なんのまだまだ
意識を失ってたのは多分、10分か20分ほどだと思う。
目を開けた時には、横で女の子が大泣きしていて、その隣には母親らしきお腹の大きな女性がぺこぺこと頭を下げていた。
心配だから医者を呼ぶと言うのを振り切って、俺はレストランへと向かおうとして。
そこで気づいた。
ポケットに入れた瓶が割れている。
中身が漏れて、ポケットに薄いシミを作っている。
ああ、失敗したんだ。
もう薬は飲めない。
じいちゃん、ごめん。
そう思った。
途中にどこか薬局があるかもしれない、なんて考えて、結局そのままレストランに向かったけれど。
残念ながらレストランへの通り沿いに薬局はなくて。
窓越しに、食事を頬張るじいちゃんの姿を見つめていた。
・・・薬がなくても、早めに治療を受ければ何とかなるかも。
倒れる時間に合わせて、救急車を呼んでおけばいいんじゃないか?
そうすれば、病院に着くまで保つかもしれない。
俺は、昨日の出来事を思い出し、じいちゃんが倒れたおおよその時間を割り出すと、大体その数分後に到着するよう計算して救急に電話をかけておく。
そして、食事を終えたじいちゃんを昨日と同じ手口で引き止めて。
予想通りの時刻に発作が起きたが、その3分後に救急車が到着してじいちゃんを運んで行った。
前回とは違って、病院に到着寸前に亡くなることもなく。
カラカラと車輪を鳴らして、じいちゃんは処置室へと運ばれて行く。
中からは医師や看護師たちの声がした。
その声の一つが、あの薬の名前を言っている。
よし、今度こそ。
大丈夫だ、そう安堵した時。
「先ほどの処置でその薬を使ったばかりで・・・今、補充するようスタッフに取りに行かせたところです」
もうそろそろ戻って来ると思いますが、と聞こえてきた俺の顔は真っ青になっていたことだろう。
だって、駄目だ。
もうじき時間だ。じいちゃんの脈が止まってしまう。
前に時計を見て確認したんだから。
「先生・・・っ! 脈が・・・っ」
それからすぐに、廊下の先からバタバタと急ぐ足音が聞こえてきたけど。
薬瓶を抱えたスタッフさんが、慌てて処置室の中に入って行ったけど。
もう分かってる。
薬が間に合わなかったってことは、素人の俺でも。
今日も息子さんは泣き崩れていた。
その次の日の今日。
俺は女の子の救助は無視してレストランに行った。
ポケットには薬の瓶。
大丈夫。今日は割れていない。
あの女の子のことは気にはなるけど、たかが木登り。
命に関わるような怪我にはならないだろう。
重要度で言ったら、こっちだ。
何て言うんだっけ? こういうの。
緊急度と重要度で助ける人を選ぶやつ。
そうだ、トリアージだ。
仕方ない。
この決断は正しい。
正しい、筈だ。
そう思いながら、目の前で発作を起こしたじいちゃんに薬を飲ませ、念のためにと救急車も呼ぶ。

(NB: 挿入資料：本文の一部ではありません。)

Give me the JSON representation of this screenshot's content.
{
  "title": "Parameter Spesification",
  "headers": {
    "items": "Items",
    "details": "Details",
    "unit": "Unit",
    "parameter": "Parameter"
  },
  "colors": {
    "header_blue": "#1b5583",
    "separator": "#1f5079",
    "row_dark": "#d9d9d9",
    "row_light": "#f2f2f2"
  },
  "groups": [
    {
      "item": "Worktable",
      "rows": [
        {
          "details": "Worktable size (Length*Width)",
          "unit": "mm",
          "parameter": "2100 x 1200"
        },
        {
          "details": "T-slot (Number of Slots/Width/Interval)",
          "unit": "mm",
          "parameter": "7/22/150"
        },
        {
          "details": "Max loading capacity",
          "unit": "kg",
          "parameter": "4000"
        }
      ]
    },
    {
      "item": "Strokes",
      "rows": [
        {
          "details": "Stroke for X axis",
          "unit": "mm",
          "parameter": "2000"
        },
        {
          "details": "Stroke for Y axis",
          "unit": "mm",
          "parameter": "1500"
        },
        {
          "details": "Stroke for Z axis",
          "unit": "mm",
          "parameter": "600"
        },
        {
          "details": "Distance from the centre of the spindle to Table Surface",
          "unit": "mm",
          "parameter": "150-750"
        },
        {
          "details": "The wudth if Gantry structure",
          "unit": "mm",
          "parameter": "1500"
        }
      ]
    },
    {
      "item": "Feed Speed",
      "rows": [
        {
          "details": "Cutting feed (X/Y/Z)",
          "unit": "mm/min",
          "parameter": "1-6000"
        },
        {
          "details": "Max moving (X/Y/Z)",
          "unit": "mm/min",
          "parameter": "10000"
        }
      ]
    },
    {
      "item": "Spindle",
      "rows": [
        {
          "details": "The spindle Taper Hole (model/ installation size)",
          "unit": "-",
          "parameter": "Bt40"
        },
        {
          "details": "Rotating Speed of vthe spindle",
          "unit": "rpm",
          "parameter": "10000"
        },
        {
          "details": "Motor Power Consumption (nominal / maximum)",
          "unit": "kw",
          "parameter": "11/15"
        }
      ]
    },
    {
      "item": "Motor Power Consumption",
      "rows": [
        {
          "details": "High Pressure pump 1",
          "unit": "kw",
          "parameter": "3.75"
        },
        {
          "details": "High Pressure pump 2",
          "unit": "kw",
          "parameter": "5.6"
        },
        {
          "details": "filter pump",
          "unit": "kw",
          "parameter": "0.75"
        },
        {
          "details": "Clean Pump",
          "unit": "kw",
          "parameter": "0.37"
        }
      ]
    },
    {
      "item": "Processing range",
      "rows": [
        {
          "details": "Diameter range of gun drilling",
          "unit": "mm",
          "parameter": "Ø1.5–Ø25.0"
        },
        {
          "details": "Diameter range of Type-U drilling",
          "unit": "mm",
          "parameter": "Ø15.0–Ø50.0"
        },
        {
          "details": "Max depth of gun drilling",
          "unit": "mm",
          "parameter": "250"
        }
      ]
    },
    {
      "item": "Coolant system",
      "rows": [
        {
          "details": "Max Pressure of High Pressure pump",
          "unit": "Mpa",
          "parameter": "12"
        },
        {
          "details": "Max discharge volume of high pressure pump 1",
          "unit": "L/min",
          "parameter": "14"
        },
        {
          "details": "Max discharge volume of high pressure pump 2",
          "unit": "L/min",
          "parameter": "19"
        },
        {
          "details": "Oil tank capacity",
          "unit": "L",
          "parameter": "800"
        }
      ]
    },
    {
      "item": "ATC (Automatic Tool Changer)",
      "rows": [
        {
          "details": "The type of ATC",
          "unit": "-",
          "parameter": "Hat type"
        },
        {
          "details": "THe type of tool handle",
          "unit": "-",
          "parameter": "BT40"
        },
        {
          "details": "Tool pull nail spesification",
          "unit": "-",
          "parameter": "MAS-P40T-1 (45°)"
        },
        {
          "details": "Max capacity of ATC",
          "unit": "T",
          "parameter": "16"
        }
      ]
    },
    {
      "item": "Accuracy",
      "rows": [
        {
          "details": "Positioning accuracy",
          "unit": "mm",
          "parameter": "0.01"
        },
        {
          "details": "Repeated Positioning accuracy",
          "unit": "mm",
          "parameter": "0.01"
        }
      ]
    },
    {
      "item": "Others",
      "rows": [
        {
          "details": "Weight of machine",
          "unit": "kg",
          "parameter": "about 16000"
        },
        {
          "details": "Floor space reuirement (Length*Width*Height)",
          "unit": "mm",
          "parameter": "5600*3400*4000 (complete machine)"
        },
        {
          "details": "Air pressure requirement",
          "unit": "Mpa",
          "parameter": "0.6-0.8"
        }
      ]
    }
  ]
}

駆けつけた救急隊員さんは、意識はないままだけど呼吸は落ち着いているじいちゃんを見て、もう大丈夫だと笑った。
念のためにと呼んだ家族の人は、慌てて駆けつけて来て、それはやっぱりあの息子さんで。
薬を持ってなかったなんてとまずは驚いて、それから俺に感謝して、その後は意識の戻ったじいちゃんを叱っていた。
安堵の涙を浮かべてながら、これからは必ず薬を確認してくれ、と。
じいちゃんは、すまんと言って照れ臭そうに笑った。
その光景を見てホッとした。
やっと助けられたと安堵した。
だけどその後、やっぱりどうにも気になってあの子の家へと向かった。
大した怪我じゃない筈、そう自分に言い聞かせながら。
家の前に、あの子はいなかった。
折れた木の枝が落ちていたけど、女の子も子猫もいない。
でも、家の中も妙に静かで。
何人か家の周囲に見かけたから、何かあったんですかと聞いてみた。
そしたら。
「木から落ちそうになった女の子を咄嗟に母親が受け止めたんだけど、その衝撃でお腹が痛くなったらしくて病院に」
「・・・っ!」
母親。
受け止めた。
お腹。
痛くなって病院?
それって。
「・・・あ・・・」
思い出した。
あの子の母親、お腹が大きかった。
妊娠してた。赤ちゃんがいたんだ。
「くそ・・・っ!」
俺のせいじゃない。それは分かってる。
俺の力でどうこうしようなんて考え自体が傲慢なんだってことも。
分かってる、けど。
何が起きるかを知っていたのは俺だけで。
明日またやって来る今日に何が起きるかを知っているのも俺だけなんだ。